For anyone not familiar with it, it looks something like this:
Where I'm only holding Shift and dragging with the mouse, no extra buttons involved.
Heya,
Besides looking for ways to reproduce exactly the Max behavior you are used to, you really want to have a closer look at how Blender allows all transforms to be made without touching neither the selected component or the manipulator at all - relying on the movement of the cursor in relation to the screen coordinates at which a command has been initiated.
So in practice, edge extrusion "the Blender way" actually looks like this :
You'll notice that there is never a need to actually precisely grab the edge to be extruded, or any manipulator for that matter - it only requires the desired edge to be selected once, and then some mouse movement from anywhere on screen. And it doesn't even require LMB to be held down either, as similarly to the Move command in CAD software the action simply gets confirmed at the end when needed. Your mouse wrist will thank you :)
There's also "extrude to cursor" BTW, which I'm sure can be pretty handy even though I don't use it myself.
That method is actually the first I had tried and precisely the reason I've started this topic 🤣
As you show in the video up to 0:08, say you where modeling a skatepark ramp that way, as soon as you rotate the view as you do in the video, you realize your extrusion is all messed up because the Y axis movement is not disabled. Essentially in blender you need to start the extrusion then press Shift+Y to disable that axis and do this for every segment, which is more labor intensive and will destroy my wrist over time since Shift+Y is a weird reach x_x
Well, for now, what I've end up doing is going in the keymapping and swapping the "X/Y/Z axis" keybind with the corresponding "X/Y/Z plane".
So for instance "Y Axis" is now "Shift+Y" and "Y Plane" is simply "Y"
This way the workflow is "Drag -> Y -> Drag -> Y ..." which is far simpler than repeating Shift+Y, still not as good as 3ds max (since 1 extra click per segment extruded and requires awareness of the axis when you start) but acceptable.
The thing is, is the key swapping coming to bite me in the ass?
What are the "X/Y/Z Axis" commands used for?
10:45, I've found someone else resenting the Y 😂🤣
Yeah - my suggestion was only to cover the input aspect (as the "Blender way" shown in the footage really is light on the hands and very fluid). But indeed that doesn't solve the other aspect of your question (control of the position of the resulting edge/strip in 3D space).
If you know that the plane you want to constrain to is y (therefore, using the shift-Y constraint or in your case your custom Y hotkey), you could script the following macro : Extrude - Confirm - Yplane constraint - Initiate move. If all goes well you'd just have to move the mouse then confirm ...
But indeed the most straightforward way is probably to just display the Manipulator, trigger Extrude and immediately confirm, then drag on the tiny square representing the Y plane.

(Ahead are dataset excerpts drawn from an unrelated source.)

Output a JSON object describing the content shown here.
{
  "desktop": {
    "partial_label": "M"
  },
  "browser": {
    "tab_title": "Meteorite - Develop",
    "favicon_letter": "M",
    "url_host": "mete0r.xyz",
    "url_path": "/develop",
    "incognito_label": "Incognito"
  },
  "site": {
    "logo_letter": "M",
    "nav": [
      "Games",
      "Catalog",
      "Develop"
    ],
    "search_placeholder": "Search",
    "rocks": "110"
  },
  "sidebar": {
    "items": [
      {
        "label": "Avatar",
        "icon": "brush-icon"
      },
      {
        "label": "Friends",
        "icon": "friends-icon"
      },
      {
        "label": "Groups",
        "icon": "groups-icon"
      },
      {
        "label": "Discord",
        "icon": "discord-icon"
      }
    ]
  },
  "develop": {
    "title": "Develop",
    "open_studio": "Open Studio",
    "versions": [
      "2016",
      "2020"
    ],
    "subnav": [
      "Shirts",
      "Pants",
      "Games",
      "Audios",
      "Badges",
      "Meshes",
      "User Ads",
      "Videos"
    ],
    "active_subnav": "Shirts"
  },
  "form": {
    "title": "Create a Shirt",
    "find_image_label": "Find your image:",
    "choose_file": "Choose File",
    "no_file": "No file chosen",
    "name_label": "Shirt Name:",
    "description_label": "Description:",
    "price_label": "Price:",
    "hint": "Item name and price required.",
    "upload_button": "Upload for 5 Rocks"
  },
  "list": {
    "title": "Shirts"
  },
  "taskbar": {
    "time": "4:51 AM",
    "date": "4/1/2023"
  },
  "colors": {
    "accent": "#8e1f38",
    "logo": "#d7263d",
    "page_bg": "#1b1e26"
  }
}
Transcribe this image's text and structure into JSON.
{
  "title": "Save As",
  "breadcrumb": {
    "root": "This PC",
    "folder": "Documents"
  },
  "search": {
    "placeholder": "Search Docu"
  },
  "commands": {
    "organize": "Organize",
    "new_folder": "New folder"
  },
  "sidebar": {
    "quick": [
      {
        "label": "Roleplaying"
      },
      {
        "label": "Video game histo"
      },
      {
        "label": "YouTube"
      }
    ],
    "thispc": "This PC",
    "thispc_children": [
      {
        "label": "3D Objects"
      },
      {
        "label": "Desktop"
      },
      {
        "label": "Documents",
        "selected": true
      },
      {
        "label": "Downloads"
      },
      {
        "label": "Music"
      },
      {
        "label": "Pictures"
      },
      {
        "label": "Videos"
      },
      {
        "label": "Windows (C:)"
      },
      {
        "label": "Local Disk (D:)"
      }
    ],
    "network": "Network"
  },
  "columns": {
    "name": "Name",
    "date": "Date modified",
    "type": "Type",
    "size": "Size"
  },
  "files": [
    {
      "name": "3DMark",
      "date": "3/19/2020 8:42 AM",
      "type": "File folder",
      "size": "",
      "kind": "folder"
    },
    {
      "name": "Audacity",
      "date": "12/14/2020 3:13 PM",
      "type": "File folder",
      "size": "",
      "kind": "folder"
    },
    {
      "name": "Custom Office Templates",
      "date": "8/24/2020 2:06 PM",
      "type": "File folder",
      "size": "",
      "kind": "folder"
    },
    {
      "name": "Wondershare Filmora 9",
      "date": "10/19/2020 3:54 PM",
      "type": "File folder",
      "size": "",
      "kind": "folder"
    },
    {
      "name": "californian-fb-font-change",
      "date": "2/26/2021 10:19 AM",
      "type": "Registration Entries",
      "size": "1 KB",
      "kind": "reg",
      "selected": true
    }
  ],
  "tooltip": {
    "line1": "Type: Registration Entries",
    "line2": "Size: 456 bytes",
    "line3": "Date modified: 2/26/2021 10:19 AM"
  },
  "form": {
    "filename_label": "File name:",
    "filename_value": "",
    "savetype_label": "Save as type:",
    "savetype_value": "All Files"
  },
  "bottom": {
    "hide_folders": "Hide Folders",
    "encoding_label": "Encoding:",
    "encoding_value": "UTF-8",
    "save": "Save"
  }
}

Oh btw, you might also get some good use out of "Align View to Active". If the viewport is set to ortho you'll be able to look at the ramp from the side. And if the ramp object isn't aligned to the global world, you can temporarily create a temp transform for that, here based on the face at the beginning :
Oh, that's a nice idea, actually I can just do "V", go to the side and edge extrude without having to worry about a third axis, no need to press Y every time 😀
That works as well for me, thanks 👍️
Dunno if its been said but, just select the poly, hit 'E' then escape, then whatever move, scale rotate function you need.